Brazil, like the United States, has long favored the car over mass transit, and an infusion of more vehicles would force city governments to stretch already thin budgets for traffic and environmental control and alternative transportation.
"There is no way for our road system to keep up with the amount of cars," says Gilberto Lehfeld, president of Sao Paulo state Municipal Traffic Control Company, who is dubbed the "chaos manager" by the local press. In fact, daily gridlock is so bad in Sao Paulo and Rio de Janeiro that some businesspeople commute to work in helicopters, and many residents leave their homes at daybreak to get to work on time.
In the megalopolis of Sao Paulo, with only 24 miles of subway lines, an estimated 5 million cars and 300,000 trucks cause bumper-to-bumper tie-ups for as far as 90 miles.
In Rio, gridlock costs motorists $700 million annually in lost time, gasoline, and vehicle maintenance, reckons the newspaper, Jornal do Brasil.
"Rio traffic has all the ingredients to drive any mortal crazy," says Claudio Carneiro, a traffic reporter. "There are pot holes, a lack of traffic signs and police, sidewalks converted into parking lots, and a mass-transit system that doesn't meet the needs of the population."
The car boom is raising air pollution levels.
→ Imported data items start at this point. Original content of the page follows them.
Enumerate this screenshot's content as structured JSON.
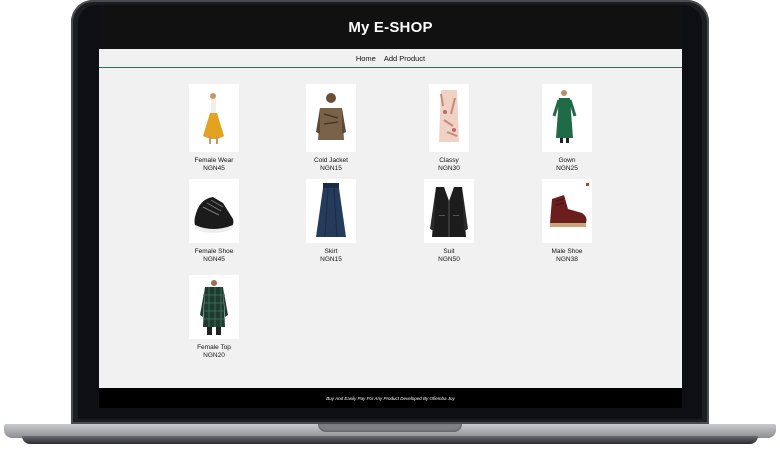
{
  "app": {
    "title": "My E-SHOP"
  },
  "nav": {
    "home": "Home",
    "add_product": "Add Product"
  },
  "products": [
    {
      "name": "Female Wear",
      "price": "NGN45",
      "icon": "yellow-dress-image"
    },
    {
      "name": "Cold Jacket",
      "price": "NGN15",
      "icon": "brown-jacket-image"
    },
    {
      "name": "Classy",
      "price": "NGN30",
      "icon": "floral-dress-image"
    },
    {
      "name": "Gown",
      "price": "NGN25",
      "icon": "green-gown-image"
    },
    {
      "name": "Female Shoe",
      "price": "NGN45",
      "icon": "black-sneaker-image"
    },
    {
      "name": "Skirt",
      "price": "NGN15",
      "icon": "navy-skirt-image"
    },
    {
      "name": "Suit",
      "price": "NGN50",
      "icon": "black-suit-image"
    },
    {
      "name": "Male Shoe",
      "price": "NGN38",
      "icon": "brown-boot-image"
    },
    {
      "name": "Female Top",
      "price": "NGN20",
      "icon": "plaid-top-image"
    }
  ],
  "footer": {
    "text": "Buy And Easily Pay For Any Product   Developed By Ofiemba Joy"
  },
  "colors": {
    "header_bg": "#111111",
    "nav_border": "#2e6b58",
    "page_bg": "#f1f1f1",
    "footer_bg": "#000000"
  }
}
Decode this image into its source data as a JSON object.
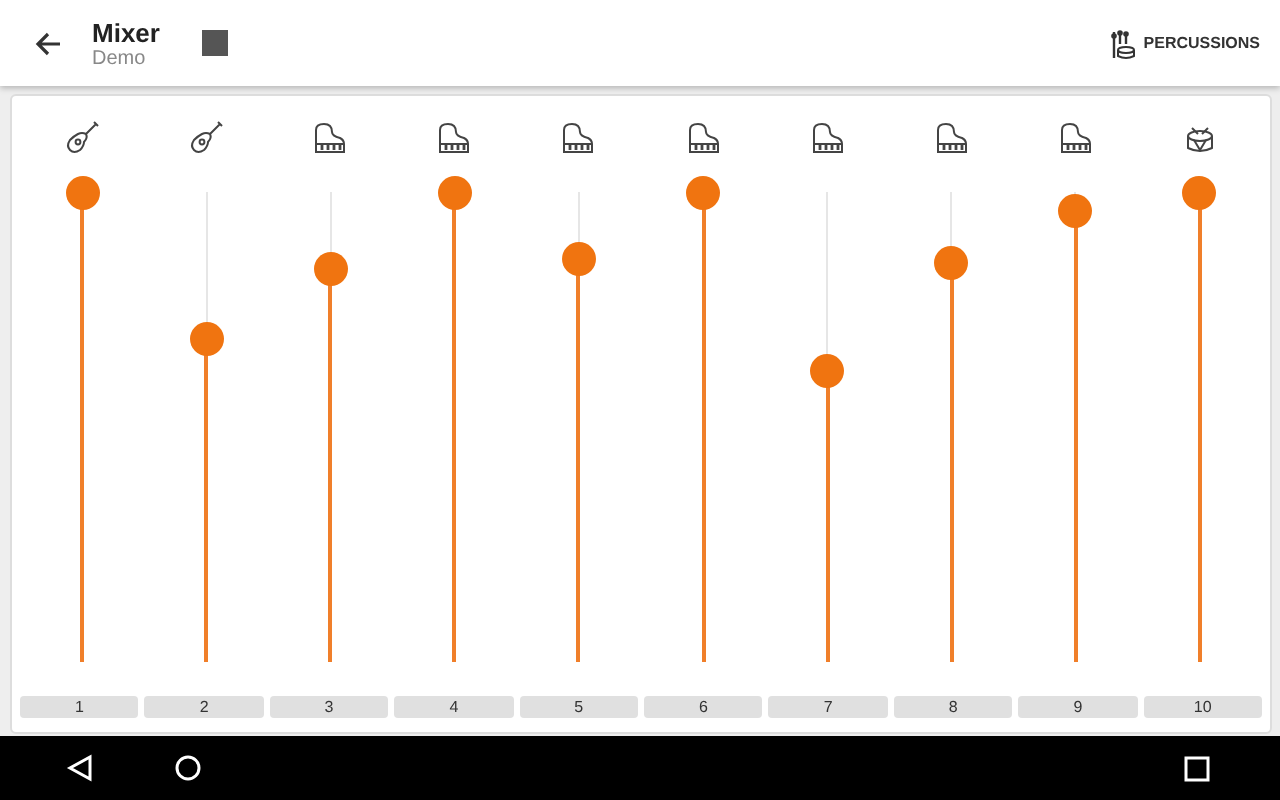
{
  "header": {
    "title": "Mixer",
    "subtitle": "Demo",
    "action": "PERCUSSIONS"
  },
  "channels": [
    {
      "kind": "guitar",
      "label": "1",
      "level": 1.0
    },
    {
      "kind": "guitar",
      "label": "2",
      "level": 0.69
    },
    {
      "kind": "piano",
      "label": "3",
      "level": 0.84
    },
    {
      "kind": "piano",
      "label": "4",
      "level": 1.0
    },
    {
      "kind": "piano",
      "label": "5",
      "level": 0.86
    },
    {
      "kind": "piano",
      "label": "6",
      "level": 1.0
    },
    {
      "kind": "piano",
      "label": "7",
      "level": 0.62
    },
    {
      "kind": "piano",
      "label": "8",
      "level": 0.85
    },
    {
      "kind": "piano",
      "label": "9",
      "level": 0.96
    },
    {
      "kind": "drum",
      "label": "10",
      "level": 1.0
    }
  ]
}
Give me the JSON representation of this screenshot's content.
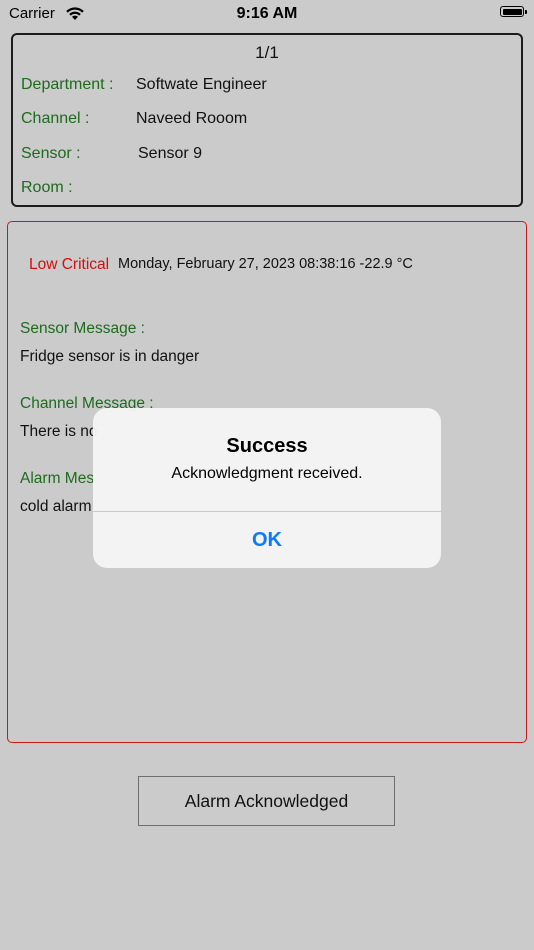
{
  "status_bar": {
    "carrier": "Carrier",
    "time": "9:16 AM",
    "wifi_icon": "wifi-icon",
    "battery_icon": "battery-icon"
  },
  "info_card": {
    "page_counter": "1/1",
    "department": {
      "label": "Department :",
      "value": "Softwate Engineer"
    },
    "channel": {
      "label": "Channel :",
      "value": "Naveed Rooom"
    },
    "sensor": {
      "label": "Sensor :",
      "value": "Sensor 9"
    },
    "room": {
      "label": "Room  :",
      "value": ""
    }
  },
  "alarm_card": {
    "severity": "Low Critical",
    "timestamp": "Monday, February 27, 2023 08:38:16  -22.9 °C",
    "sensor_message": {
      "label": "Sensor Message :",
      "text": "Fridge sensor is in danger"
    },
    "channel_message": {
      "label": "Channel Message :",
      "text": "There is no"
    },
    "alarm_message": {
      "label": "Alarm Mes",
      "text": "cold alarm"
    }
  },
  "ack_button_label": "Alarm Acknowledged",
  "alert": {
    "title": "Success",
    "message": "Acknowledgment received.",
    "ok_label": "OK"
  },
  "colors": {
    "label_green": "#1e6b1e",
    "critical_red": "#d10f0f",
    "ios_blue": "#0a7aff",
    "background": "#cbcbcb"
  }
}
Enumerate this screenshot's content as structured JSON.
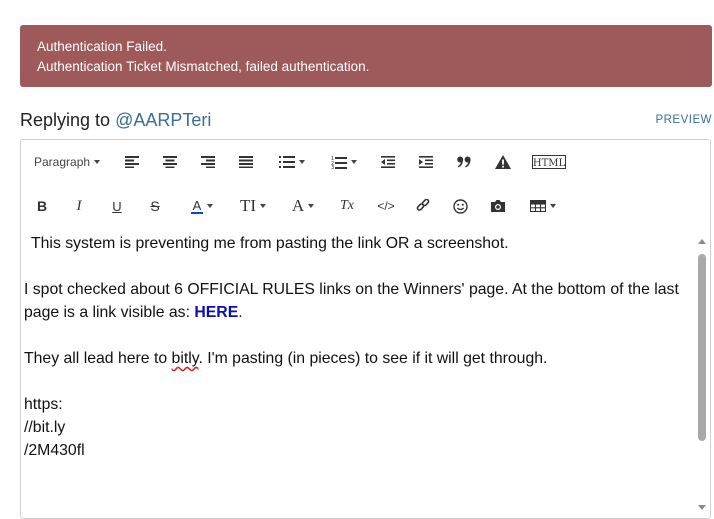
{
  "alert": {
    "line1": "Authentication Failed.",
    "line2": "Authentication Ticket Mismatched, failed authentication.",
    "background": "#9e5a5a"
  },
  "reply": {
    "prefix": "Replying to",
    "handle": "@AARPTeri",
    "preview_label": "PREVIEW"
  },
  "toolbar": {
    "paragraph_label": "Paragraph",
    "row1_icons": [
      "align-left-icon",
      "align-center-icon",
      "align-right-icon",
      "align-justify-icon",
      "bulleted-list-icon",
      "numbered-list-icon",
      "outdent-icon",
      "indent-icon",
      "blockquote-icon",
      "warning-icon",
      "html-icon"
    ],
    "row2_icons": [
      "bold-icon",
      "italic-icon",
      "underline-icon",
      "strikethrough-icon",
      "text-color-icon",
      "font-size-icon",
      "font-family-icon",
      "clear-format-icon",
      "code-icon",
      "link-icon",
      "emoji-icon",
      "camera-icon",
      "table-icon"
    ],
    "html_label": "HTML",
    "bold_label": "B",
    "italic_label": "I",
    "underline_label": "U",
    "strike_label": "S",
    "color_label": "A",
    "fontsize_label": "TI",
    "fontfamily_label": "A",
    "clear_label": "Tx",
    "code_label": "</>",
    "quote_label": "99",
    "accent_color": "#3a6f95",
    "text_color_underline": "#1a3fd6"
  },
  "content": {
    "line1": "This system is preventing me from pasting the link OR a screenshot.",
    "line2": "I spot checked about 6 OFFICIAL RULES links on the Winners' page. At the bottom of the last",
    "line3_prefix": "page is a link visible as: ",
    "line3_link": "HERE",
    "line3_suffix": ".",
    "line4_prefix": "They all lead here to ",
    "line4_misspelled": "bitly",
    "line4_suffix": ". I'm pasting (in pieces) to see if it will get through.",
    "line5": "https:",
    "line6": "//bit.ly",
    "line7": "/2M430fl"
  }
}
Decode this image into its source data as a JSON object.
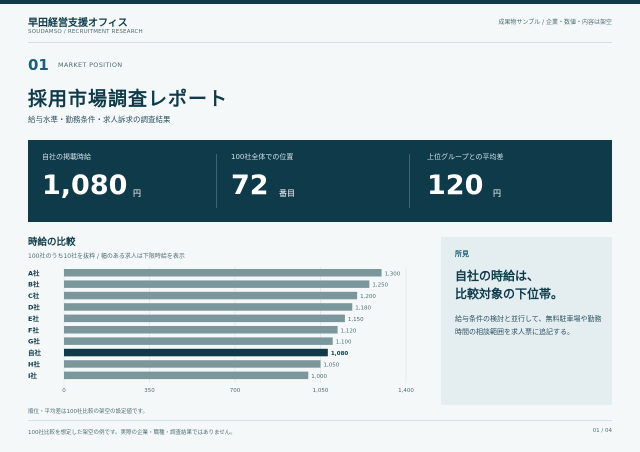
{
  "header": {
    "brand": "早田経営支援オフィス",
    "brand_sub": "SOUDAMSO  /  RECRUITMENT RESEARCH",
    "note": "成果物サンプル / 企業・数値・内容は架空"
  },
  "section": {
    "number": "01",
    "label": "MARKET POSITION",
    "title": "採用市場調査レポート",
    "subtitle": "給与水準・勤務条件・求人訴求の調査結果"
  },
  "kpis": [
    {
      "label": "自社の掲載時給",
      "value": "1,080",
      "unit": "円"
    },
    {
      "label": "100社全体での位置",
      "value": "72",
      "unit": "番目"
    },
    {
      "label": "上位グループとの平均差",
      "value": "120",
      "unit": "円"
    }
  ],
  "chart_section": {
    "title": "時給の比較",
    "subtitle": "100社のうち10社を抜粋 / 幅のある求人は下限時給を表示",
    "note": "順位・平均差は100社比較の架空の設定値です。"
  },
  "chart_data": {
    "type": "bar",
    "orientation": "horizontal",
    "categories": [
      "A社",
      "B社",
      "C社",
      "D社",
      "E社",
      "F社",
      "G社",
      "自社",
      "H社",
      "I社"
    ],
    "values": [
      1300,
      1250,
      1200,
      1180,
      1150,
      1120,
      1100,
      1080,
      1050,
      1000
    ],
    "value_labels": [
      "1,300",
      "1,250",
      "1,200",
      "1,180",
      "1,150",
      "1,120",
      "1,100",
      "1,080",
      "1,050",
      "1,000"
    ],
    "highlight": "自社",
    "xlim": [
      0,
      1400
    ],
    "xticks": [
      "0",
      "350",
      "700",
      "1,050",
      "1,400"
    ],
    "xtick_values": [
      0,
      350,
      700,
      1050,
      1400
    ],
    "grid": true,
    "colors": {
      "bar": "#7b979c",
      "highlight": "#0f3a4a",
      "grid": "#d8e2e4",
      "text": "#0f3a4a",
      "muted": "#4f6e78"
    }
  },
  "insight": {
    "label": "所見",
    "headline": [
      "自社の時給は、",
      "比較対象の下位帯。"
    ],
    "body": "給与条件の検討と並行して、無料駐車場や勤務時間の相談範囲を求人票に追記する。"
  },
  "footer": {
    "note": "100社比較を想定した架空の例です。実際の企業・職種・調査結果ではありません。",
    "page": "01 / 04"
  }
}
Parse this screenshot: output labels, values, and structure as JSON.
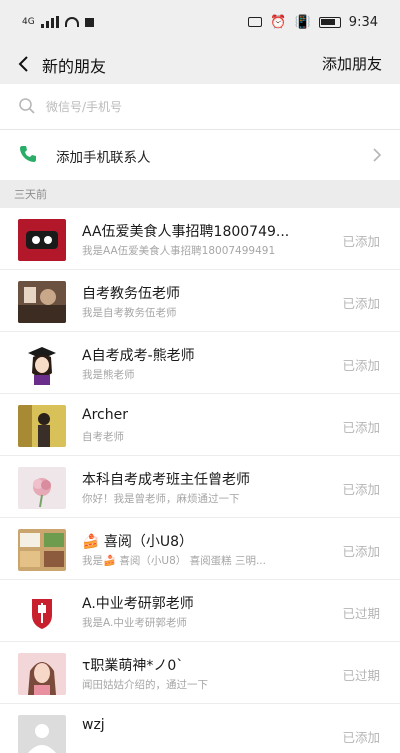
{
  "status_bar": {
    "left_signal_label": "4G",
    "time": "9:34"
  },
  "nav": {
    "title": "新的朋友",
    "action": "添加朋友"
  },
  "search": {
    "placeholder": "微信号/手机号"
  },
  "add_contacts": {
    "label": "添加手机联系人"
  },
  "section": {
    "label": "三天前"
  },
  "friends": [
    {
      "name": "AA伍爱美食人事招聘1800749...",
      "message": "我是AA伍爱美食人事招聘18007499491",
      "status": "已添加",
      "avatar": "red-brand-avatar"
    },
    {
      "name": "自考教务伍老师",
      "message": "我是自考教务伍老师",
      "status": "已添加",
      "avatar": "photo-avatar"
    },
    {
      "name": "A自考成考-熊老师",
      "message": "我是熊老师",
      "status": "已添加",
      "avatar": "graduate-cartoon-avatar"
    },
    {
      "name": "Archer",
      "message": "自考老师",
      "status": "已添加",
      "avatar": "photo-avatar"
    },
    {
      "name": "本科自考成考班主任曾老师",
      "message": "你好！我是曾老师，麻烦通过一下",
      "status": "已添加",
      "avatar": "flower-avatar"
    },
    {
      "name": "🍰 喜阅（小U8）",
      "message": "我是🍰 喜阅（小U8） 喜阅蛋糕 三明...",
      "status": "已添加",
      "avatar": "food-photo-avatar"
    },
    {
      "name": "A.中业考研郭老师",
      "message": "我是A.中业考研郭老师",
      "status": "已过期",
      "avatar": "red-logo-avatar"
    },
    {
      "name": "τ职業萌神*ノ0`",
      "message": "闻田姑姑介绍的，通过一下",
      "status": "已过期",
      "avatar": "portrait-avatar"
    },
    {
      "name": "wzj",
      "message": "",
      "status": "已添加",
      "avatar": "default-avatar"
    }
  ],
  "colors": {
    "accent_green": "#2aae67",
    "bar_bg": "#efefef",
    "section_bg": "#ececec",
    "muted_text": "#a6a6a6"
  }
}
Scientists say 5,000 tons of carbon monoxide is released daily into Sao Paulo's atmosphere.
More cars also mean more accidents, observers say. Although official figures are much lower, experts estimate 50,000 people are killed each year - roughly the number of American deaths in the entire Vietnam War. Bad road conditions are a key factor.
Further, poorly maintained roads cost companies $10 billion annually, with much of burden falling on the agricultural sector, according to a recent study by Unibanco. Transport breakdowns cause goods to perish or lose valuable time in reaching markets.
Most economists attribute the car explosion to the growing confidence in the economic stability plan introduced in 1994 by President Fernando Henrique Cardoso and his administration's new rules giving automakers hefty tax breaks and lower tariffs on imported technology, components, and raw materials.
This spells trouble for the once-powerful Brazilian auto-parts industry, which cannot keep up with foreign competitors. There are grim predictions that domestic suppliers will be whittled down to 300 firms in the next several years, from 1,500 in the 1980s.
Just last month, livid Argentine officials said they hoped Cardoso would reconsider a presidential decree that they say would cost their nation $17 billion in lost investments in the next four years. Cardoso's December measure gives a series of generous tax breaks to automakers who set up in Brazil's impoverished north or northeast. Most recently, Asia Motors of South Korea announced it would build the region's first auto plant in the northern state of Bahia.
"The Argentine government shouldn't allow these kinds of unilateral measures," Congressman Humberto Roggero told reporters, suggesting that Cardoso had violated Mercosur, the regional trade pact between Argentina, Brazil, Uruguay, and Paraguay.
In the meantime, the nation's urban planners are considering further restrictions on motorists such as imposing higher parking fees and tolls to enter congested areas, banning cars that don't pass pollution tests, and requiring a minimum number of passengers during rush hour.